On June 20, 2003, Governor Perry signed House Bill 729 relating to gestational agreements. HB 729 amends the Texas Family Code by authorizing agreements between a gestational mother, her husband if she is married, and intended parents. These gestational agreements permit a gestational mother to relinquish all rights as a parent of a child conceived by means of assisted reproduction and provides for the intended parents to become the legal parents of the child. The following steps are typical in handling a Gestational Arrangement:
• Following the execution of the Gestational Agreement, entered into by the Intended Parents, the Gestational Mother and the Gestational Mother’s Husband, if she is married, the Court will validate the Gestational Agreement if all necessary documents, including a copy of the executed Gestational Agreement are filed with the Court. • Prior to the delivery of the child/ren, the Certified Order Validating the Gestational Agreement is mailed to the hospital where delivery will occur. The Certified Order Validating the Gestational Agreement declares that the Intended Parents are the parents of the child/ren born to the Gestational Mother. The Order also declares that the Intended Parents are to give medical consent for the child/ren, are to make any and all medical decisions in regards to the child/ren, and shall receive all medical records in regards to their child/ren.
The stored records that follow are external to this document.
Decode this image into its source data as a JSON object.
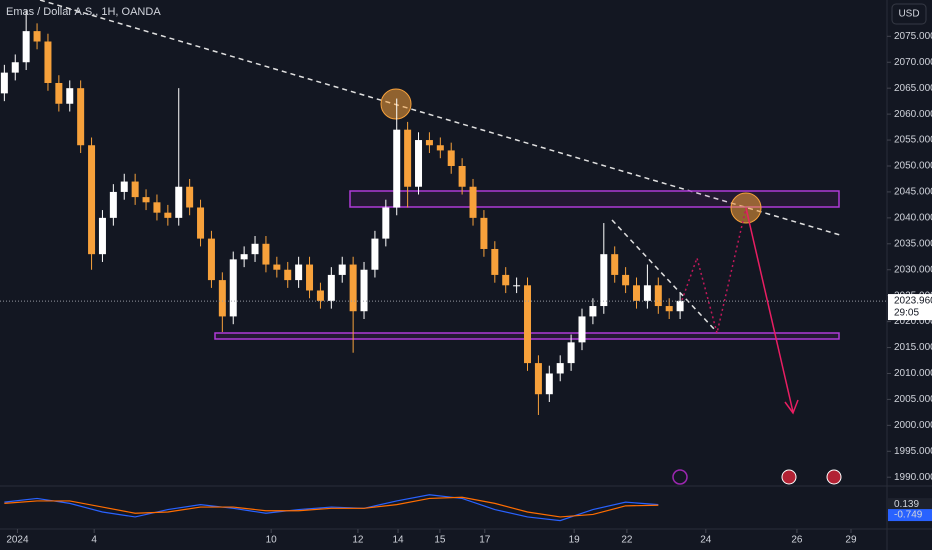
{
  "header": {
    "title": "Emas / Dollar A.S., 1H, OANDA",
    "currency": "USD"
  },
  "chart_data": {
    "type": "candlestick",
    "x": [
      -0.3,
      -0.05,
      0.2,
      0.45,
      0.7,
      0.95,
      1.2,
      1.45,
      1.7,
      1.95,
      2.2,
      2.45,
      2.7,
      2.95,
      3.2,
      3.45,
      3.7,
      3.95,
      4.2,
      4.45,
      4.7,
      4.95,
      5.2,
      5.45,
      5.7,
      5.95,
      6.2,
      6.45,
      6.7,
      6.95,
      7.2,
      7.45,
      7.7,
      7.95,
      8.2,
      8.45,
      8.7,
      8.95,
      9.2,
      9.45,
      9.7,
      9.95,
      10.2,
      10.45,
      10.7,
      10.95,
      11.2,
      11.45,
      11.7,
      11.95,
      12.2,
      12.45,
      12.7,
      12.95,
      13.2,
      13.45,
      13.7,
      13.95,
      14.2,
      14.45,
      14.7,
      14.95,
      15.2
    ],
    "open": [
      2064,
      2068,
      2070,
      2076,
      2074,
      2066,
      2062,
      2065,
      2054,
      2033,
      2040,
      2045,
      2047,
      2044,
      2043,
      2041,
      2040,
      2046,
      2042,
      2036,
      2028,
      2021,
      2032,
      2033,
      2035,
      2031,
      2030,
      2028,
      2031,
      2026,
      2024,
      2029,
      2031,
      2022,
      2030,
      2036,
      2042,
      2057,
      2046,
      2055,
      2054,
      2053,
      2050,
      2046,
      2040,
      2034,
      2029,
      2027,
      2027,
      2012,
      2006,
      2010,
      2012,
      2016,
      2021,
      2023,
      2033,
      2029,
      2027,
      2024,
      2027,
      2023,
      2022
    ],
    "high": [
      2069.5,
      2071.5,
      2080,
      2077.5,
      2075.5,
      2067.5,
      2066.5,
      2066.5,
      2055.5,
      2041.5,
      2046.5,
      2048.5,
      2048.5,
      2045.5,
      2044.5,
      2042.5,
      2065,
      2047.5,
      2043.5,
      2037.5,
      2029.5,
      2033.5,
      2034.5,
      2036.5,
      2036.5,
      2032.5,
      2031.5,
      2032.5,
      2032.5,
      2027.5,
      2030.5,
      2032.5,
      2032.5,
      2031.5,
      2037.5,
      2043.5,
      2063,
      2058.5,
      2056.5,
      2056.5,
      2055.5,
      2054.5,
      2051.5,
      2047.5,
      2041.5,
      2035.5,
      2030.5,
      2028.5,
      2028.5,
      2013.5,
      2011.5,
      2013.5,
      2017.5,
      2022.5,
      2024.5,
      2039,
      2034.5,
      2030.5,
      2028.5,
      2031,
      2028.5,
      2024.5,
      2025.5
    ],
    "low": [
      2062.5,
      2066.5,
      2068.5,
      2072.5,
      2064.5,
      2060.5,
      2060.5,
      2052.5,
      2030,
      2031.5,
      2038.5,
      2043.5,
      2042.5,
      2041.5,
      2039.5,
      2038.5,
      2038.5,
      2040.5,
      2034.5,
      2026.5,
      2018,
      2019.5,
      2030.5,
      2031.5,
      2029.5,
      2028.5,
      2026.5,
      2026.5,
      2024.5,
      2022.5,
      2022.5,
      2027.5,
      2014,
      2020.5,
      2028.5,
      2034.5,
      2040.5,
      2042,
      2044.5,
      2052.5,
      2051.5,
      2048.5,
      2044.5,
      2038.5,
      2032.5,
      2027.5,
      2025.5,
      2025.5,
      2010.5,
      2002,
      2004.5,
      2008.5,
      2010.5,
      2014.5,
      2019.5,
      2021.5,
      2027.5,
      2025.5,
      2022.5,
      2022.5,
      2021.5,
      2020.5,
      2020.5
    ],
    "close": [
      2068,
      2070,
      2076,
      2074,
      2066,
      2062,
      2065,
      2054,
      2033,
      2040,
      2045,
      2047,
      2044,
      2043,
      2041,
      2040,
      2046,
      2042,
      2036,
      2028,
      2021,
      2032,
      2033,
      2035,
      2031,
      2030,
      2028,
      2031,
      2026,
      2024,
      2029,
      2031,
      2022,
      2030,
      2036,
      2042,
      2057,
      2046,
      2055,
      2054,
      2053,
      2050,
      2046,
      2040,
      2034,
      2029,
      2027,
      2027,
      2012,
      2006,
      2010,
      2012,
      2016,
      2021,
      2023,
      2033,
      2029,
      2027,
      2024,
      2027,
      2023,
      2022,
      2024
    ],
    "up_color": "#ffffff",
    "down_color": "#f7a13b",
    "xlim": [
      -0.4,
      19.9
    ],
    "xticks": [
      {
        "value": 0,
        "label": "2024"
      },
      {
        "value": 1.76,
        "label": "4"
      },
      {
        "value": 5.82,
        "label": "10"
      },
      {
        "value": 7.81,
        "label": "12"
      },
      {
        "value": 8.73,
        "label": "14"
      },
      {
        "value": 9.69,
        "label": "15"
      },
      {
        "value": 10.72,
        "label": "17"
      },
      {
        "value": 12.77,
        "label": "19"
      },
      {
        "value": 13.98,
        "label": "22"
      },
      {
        "value": 15.79,
        "label": "24"
      },
      {
        "value": 17.88,
        "label": "26"
      },
      {
        "value": 19.12,
        "label": "29"
      }
    ],
    "ylim": [
      1988.5,
      2082
    ],
    "yticks": [
      {
        "value": 1990,
        "label": "1990.000"
      },
      {
        "value": 1995,
        "label": "1995.000"
      },
      {
        "value": 2000,
        "label": "2000.000"
      },
      {
        "value": 2005,
        "label": "2005.000"
      },
      {
        "value": 2010,
        "label": "2010.000"
      },
      {
        "value": 2015,
        "label": "2015.000"
      },
      {
        "value": 2020,
        "label": "2020.000"
      },
      {
        "value": 2025,
        "label": "2025.000"
      },
      {
        "value": 2030,
        "label": "2030.000"
      },
      {
        "value": 2035,
        "label": "2035.000"
      },
      {
        "value": 2040,
        "label": "2040.000"
      },
      {
        "value": 2045,
        "label": "2045.000"
      },
      {
        "value": 2050,
        "label": "2050.000"
      },
      {
        "value": 2055,
        "label": "2055.000"
      },
      {
        "value": 2060,
        "label": "2060.000"
      },
      {
        "value": 2065,
        "label": "2065.000"
      },
      {
        "value": 2070,
        "label": "2070.000"
      },
      {
        "value": 2075,
        "label": "2075.000"
      }
    ],
    "last_price": {
      "value": 2023.96,
      "label": "2023.960"
    },
    "countdown": "29:05"
  },
  "indicator": {
    "type": "line",
    "x": [
      -0.3,
      0.45,
      1.2,
      1.95,
      2.7,
      3.45,
      4.2,
      4.95,
      5.7,
      6.45,
      7.2,
      7.95,
      8.7,
      9.45,
      10.2,
      10.95,
      11.7,
      12.45,
      13.2,
      13.95,
      14.7
    ],
    "ylim": [
      -1.8,
      1.45
    ],
    "series": [
      {
        "color": "#2962ff",
        "values": [
          0.3,
          0.6,
          0.2,
          -0.5,
          -0.9,
          -0.3,
          0.1,
          -0.2,
          -0.6,
          -0.3,
          -0.1,
          -0.2,
          0.4,
          0.9,
          0.6,
          -0.3,
          -0.9,
          -1.2,
          -0.3,
          0.3,
          0.1
        ]
      },
      {
        "color": "#ff6d00",
        "values": [
          0.2,
          0.4,
          0.4,
          -0.1,
          -0.6,
          -0.5,
          -0.1,
          -0.1,
          -0.4,
          -0.4,
          -0.2,
          -0.2,
          0.1,
          0.6,
          0.7,
          0.2,
          -0.5,
          -0.9,
          -0.7,
          0,
          0.05
        ]
      }
    ],
    "last_values": [
      {
        "value": 0.139,
        "label": "0.139",
        "color": "#1e222d"
      },
      {
        "value": -0.749,
        "label": "-0.749",
        "color": "#2962ff"
      }
    ]
  }
}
• The hospital shall confirm with the Intended Parents and the Gestational Mother for which party is responsible for medical bills regarding the labor and delivery, post delivery and medical care for the child/ren. The hospital shall also confirm medical insurance coverage with the Intended Parents as well as the Gestational Mother.
• The delivering hospital will typically provide the Intended Parents with wrist bands, which allow them access to the delivery room, post delivery and to their child/ren after birth.
• The Gestational Arrangements are not typically on the same emotional level as an Adoption Plan. Therefore, the Intended Parents are, often times, given more accessibility to their child/ren.
• The child/ren will discharge with the Intended Parents separate from the Gestational Mother. Most hospitals will not require a Third Party Release. Although, there are a few that we have worked with in the past that require the Third Party Release to be signed before discharge.